I couldnt straighten the knee for 4 months after the cast came off. Diagnosis back then was a bucket handle tear and lcl tear. my conservative ortho surgeon opted for 9 months in a cast with minimal progressive weight bearing with 3 months of torturous PT to follow.
After 4 years, the instability lessened significantly despite my continuing to play ball. The initial arthogram somehow missed the MCL and ACL tears but, here i am 40 yrs later still running, biking and playing tennis, thankful for the conservative approach initially taken and a large dose of good fortune that the knee is still holding together. I appreciate every workout, race, and match knowing im on borrowed time.
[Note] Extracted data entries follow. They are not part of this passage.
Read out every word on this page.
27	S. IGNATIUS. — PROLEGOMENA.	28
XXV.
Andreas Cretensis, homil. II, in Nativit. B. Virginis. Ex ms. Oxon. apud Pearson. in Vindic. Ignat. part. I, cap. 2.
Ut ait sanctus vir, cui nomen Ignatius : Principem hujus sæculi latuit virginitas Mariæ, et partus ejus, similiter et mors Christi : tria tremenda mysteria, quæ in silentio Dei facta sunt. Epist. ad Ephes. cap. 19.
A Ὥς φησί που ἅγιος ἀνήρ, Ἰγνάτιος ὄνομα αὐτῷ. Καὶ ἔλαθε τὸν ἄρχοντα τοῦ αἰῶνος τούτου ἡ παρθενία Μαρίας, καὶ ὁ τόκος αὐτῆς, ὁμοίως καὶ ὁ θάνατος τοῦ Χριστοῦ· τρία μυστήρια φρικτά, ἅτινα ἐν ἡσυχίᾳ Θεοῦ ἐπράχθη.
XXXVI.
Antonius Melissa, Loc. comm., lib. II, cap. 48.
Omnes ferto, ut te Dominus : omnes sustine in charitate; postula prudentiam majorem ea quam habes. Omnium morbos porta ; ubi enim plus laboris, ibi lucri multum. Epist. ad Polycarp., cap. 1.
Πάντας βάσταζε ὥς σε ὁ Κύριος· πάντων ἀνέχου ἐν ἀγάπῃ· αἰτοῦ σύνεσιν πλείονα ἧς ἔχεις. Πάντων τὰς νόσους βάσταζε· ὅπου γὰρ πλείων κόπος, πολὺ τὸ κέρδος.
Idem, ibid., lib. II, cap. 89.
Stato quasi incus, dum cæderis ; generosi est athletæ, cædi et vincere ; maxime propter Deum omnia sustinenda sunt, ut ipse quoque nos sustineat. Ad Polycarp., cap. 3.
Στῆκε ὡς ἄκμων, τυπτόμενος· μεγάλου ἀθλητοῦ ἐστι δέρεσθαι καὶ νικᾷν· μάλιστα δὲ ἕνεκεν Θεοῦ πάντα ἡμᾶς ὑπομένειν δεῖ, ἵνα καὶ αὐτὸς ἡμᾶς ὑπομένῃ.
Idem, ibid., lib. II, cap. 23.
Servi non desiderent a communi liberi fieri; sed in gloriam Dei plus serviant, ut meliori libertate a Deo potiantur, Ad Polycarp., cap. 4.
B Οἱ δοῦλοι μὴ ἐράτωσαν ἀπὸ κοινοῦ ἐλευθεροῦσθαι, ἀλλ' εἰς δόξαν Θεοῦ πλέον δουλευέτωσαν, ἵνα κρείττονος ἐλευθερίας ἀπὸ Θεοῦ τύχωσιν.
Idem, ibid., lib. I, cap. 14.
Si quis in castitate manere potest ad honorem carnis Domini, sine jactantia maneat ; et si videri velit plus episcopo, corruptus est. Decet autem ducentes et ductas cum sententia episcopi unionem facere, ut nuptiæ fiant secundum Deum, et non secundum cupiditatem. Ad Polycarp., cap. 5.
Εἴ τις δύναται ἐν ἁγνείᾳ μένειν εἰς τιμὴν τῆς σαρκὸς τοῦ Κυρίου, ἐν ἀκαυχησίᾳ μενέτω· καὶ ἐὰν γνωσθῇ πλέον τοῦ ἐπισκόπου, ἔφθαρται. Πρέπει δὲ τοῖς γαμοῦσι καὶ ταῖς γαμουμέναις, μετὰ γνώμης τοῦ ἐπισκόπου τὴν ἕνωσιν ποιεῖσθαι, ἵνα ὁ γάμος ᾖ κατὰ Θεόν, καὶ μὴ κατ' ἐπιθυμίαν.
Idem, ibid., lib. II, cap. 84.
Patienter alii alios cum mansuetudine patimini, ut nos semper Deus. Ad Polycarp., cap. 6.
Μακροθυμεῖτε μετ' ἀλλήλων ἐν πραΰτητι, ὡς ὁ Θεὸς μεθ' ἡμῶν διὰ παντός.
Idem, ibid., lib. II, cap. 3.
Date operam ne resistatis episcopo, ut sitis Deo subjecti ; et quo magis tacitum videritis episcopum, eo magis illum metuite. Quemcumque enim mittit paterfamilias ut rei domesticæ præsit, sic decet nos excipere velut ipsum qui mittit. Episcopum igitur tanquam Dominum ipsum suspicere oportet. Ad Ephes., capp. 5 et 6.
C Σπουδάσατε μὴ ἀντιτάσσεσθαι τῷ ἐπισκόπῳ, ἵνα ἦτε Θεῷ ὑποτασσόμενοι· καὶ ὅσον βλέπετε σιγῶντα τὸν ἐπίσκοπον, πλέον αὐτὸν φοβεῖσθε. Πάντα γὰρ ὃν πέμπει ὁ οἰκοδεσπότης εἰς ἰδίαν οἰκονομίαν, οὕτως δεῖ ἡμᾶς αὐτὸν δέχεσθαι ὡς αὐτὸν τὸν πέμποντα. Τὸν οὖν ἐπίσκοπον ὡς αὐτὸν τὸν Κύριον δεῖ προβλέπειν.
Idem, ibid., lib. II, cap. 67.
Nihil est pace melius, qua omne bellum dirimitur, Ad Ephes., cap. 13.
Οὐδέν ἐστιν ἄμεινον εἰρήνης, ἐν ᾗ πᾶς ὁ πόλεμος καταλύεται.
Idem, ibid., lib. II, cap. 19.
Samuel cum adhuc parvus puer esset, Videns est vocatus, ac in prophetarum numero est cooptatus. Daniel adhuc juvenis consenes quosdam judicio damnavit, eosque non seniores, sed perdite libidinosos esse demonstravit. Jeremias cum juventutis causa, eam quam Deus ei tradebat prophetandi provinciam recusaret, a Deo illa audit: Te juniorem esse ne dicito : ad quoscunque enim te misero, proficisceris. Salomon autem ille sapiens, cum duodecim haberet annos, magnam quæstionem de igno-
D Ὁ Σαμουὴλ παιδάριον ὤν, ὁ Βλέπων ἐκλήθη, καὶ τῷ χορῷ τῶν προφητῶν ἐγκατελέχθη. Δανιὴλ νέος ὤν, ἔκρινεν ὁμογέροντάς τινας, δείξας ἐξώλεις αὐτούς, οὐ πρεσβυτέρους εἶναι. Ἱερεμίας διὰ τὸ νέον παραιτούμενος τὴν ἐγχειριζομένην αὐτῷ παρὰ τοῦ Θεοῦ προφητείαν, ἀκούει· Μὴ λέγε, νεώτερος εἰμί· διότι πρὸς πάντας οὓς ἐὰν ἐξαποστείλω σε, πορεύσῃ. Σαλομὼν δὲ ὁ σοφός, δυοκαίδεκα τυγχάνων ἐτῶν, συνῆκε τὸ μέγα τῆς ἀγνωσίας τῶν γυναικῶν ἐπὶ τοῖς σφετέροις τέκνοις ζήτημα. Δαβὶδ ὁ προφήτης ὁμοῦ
Never underestimate how one’s body can adapt regardless of the injury.
Beck
Hey!
I am about 1 year post op on the ACL tear using Patellar Tendon graft. I cannot fully hyperextend my operated knee as much as my other knee. When I try to stand on my operated leg (full weight) and fully extend it/straighten it, I feel pain. Is this considered normal and most likely go away over the next year? Or is this pain an indication that there is something off on the recovery? Please note that I have been really on top of my rehab – I just still have pain when I try to fully straighten the leg.
Thank you!
Howard J. Luks, MD
Hi ..
If you have a loss of extension this far out from surgery and if you have pain at full extension it might be worth discussing whether or not your doctor feels you have a cyclops lesion. A cyclops lesion is a ball of scar that can develop in the front of the knee after ACL surgery. It can block extension and cause pain. There are other causes of loss of extension… They include where the tibial bone tunnel was placed. When knees hyperextend we need to keep that tunnel back far enough to prevent loss of extension after surgery.